Published daily by the Lowy Institute

Digital Asia links: CCP apps, Telegram in Indonesia, Japanese fake news and more

Sarah Logan with the latest digital developments across Asia.

Photo: Beijing Youth Daily/VCG via Getty Images
Photo: Beijing Youth Daily/VCG via Getty Images
Published 20 Oct 2017   Follow @DrSarahLogan

  • Thailand’s Prime Minister General Prayut Chan-o-cha announced this week that top Facebook executives would be coming to Thailand to meet with Thai leaders. Facebook denied the story – Thai authorities have yet to offer an explanation of the misunderstanding, which follows a year of strained relations with the social media giant.
     
  • Want to know exactly what sort of cadre you are? Reformist?

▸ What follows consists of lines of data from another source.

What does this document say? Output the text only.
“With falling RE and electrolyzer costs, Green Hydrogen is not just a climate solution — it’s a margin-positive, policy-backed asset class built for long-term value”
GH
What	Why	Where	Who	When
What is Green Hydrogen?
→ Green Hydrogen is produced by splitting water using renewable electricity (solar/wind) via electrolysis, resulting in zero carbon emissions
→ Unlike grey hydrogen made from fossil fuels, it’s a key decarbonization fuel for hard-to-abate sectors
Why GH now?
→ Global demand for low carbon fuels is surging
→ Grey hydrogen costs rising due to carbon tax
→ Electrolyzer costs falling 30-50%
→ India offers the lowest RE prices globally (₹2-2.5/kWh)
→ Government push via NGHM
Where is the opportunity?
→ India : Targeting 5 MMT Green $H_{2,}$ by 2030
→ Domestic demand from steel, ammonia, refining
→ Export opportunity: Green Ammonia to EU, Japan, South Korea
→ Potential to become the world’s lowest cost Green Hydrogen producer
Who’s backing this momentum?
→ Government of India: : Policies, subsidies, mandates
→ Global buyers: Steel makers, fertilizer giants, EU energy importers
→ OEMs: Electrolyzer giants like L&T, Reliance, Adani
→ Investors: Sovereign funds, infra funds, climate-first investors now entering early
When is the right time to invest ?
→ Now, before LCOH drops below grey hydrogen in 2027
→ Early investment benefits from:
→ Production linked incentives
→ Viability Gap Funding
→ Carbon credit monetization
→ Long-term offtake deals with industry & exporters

Conservative? There’s an app for that. The Chinese Communist Party is getting into the app development business, with predictably awkward results.
     
  • Is China’s new cybersecurity law as set in stone as it appears? This commentary from New America suggests there is more internal debate about the law than meets the eye.
     
  • Cybersecurity measures have taken a somewhat concrete turn in Yunnan this month, with knives required to be stamped with QR codes recording ownership information.
     
  • Telegram’s woes in Indonesia have continued – following a protracted debate about the platform’s hosting of terrorist material, this month it was been investigated by the Indonesia government for allowing pornographic stickers. A similar fate befell chat app LINE last year. 
     
  • Facebook is growing its small business market in Vietnam, despite the country’s troubled relationship with online expression.
     
  • Cambodia is planning to launch a satellite to help expand broadband internet access to rural areas. The project was initially meant to get underway in 2011. The new endeavour has partnered with a Chinese firm that helped Laos launch its first satellite in 2015 – it hopes to launch this satellite by 2021.
     
  • North Korea has a new internet connection, this time via Russia. The new connection will make the North Korean internet more resilient in the face of cyber attacks.
     
  • A project launched by at Hosei University in Tokyo is tracking fake news in advance of upcoming House of Representative elections. Another project, Factcheck, is undertaking a similar project with five online media companies, including BuzzFeed Japan.
     
  • The Philippines this week arrested a 36-year-old Philippine woman suspected of recruiting foreign fighters for ISIS via social media. She is being charged in relation to 296 posts seeking to recruit reinforcements for besieged militants in the city of Marawi.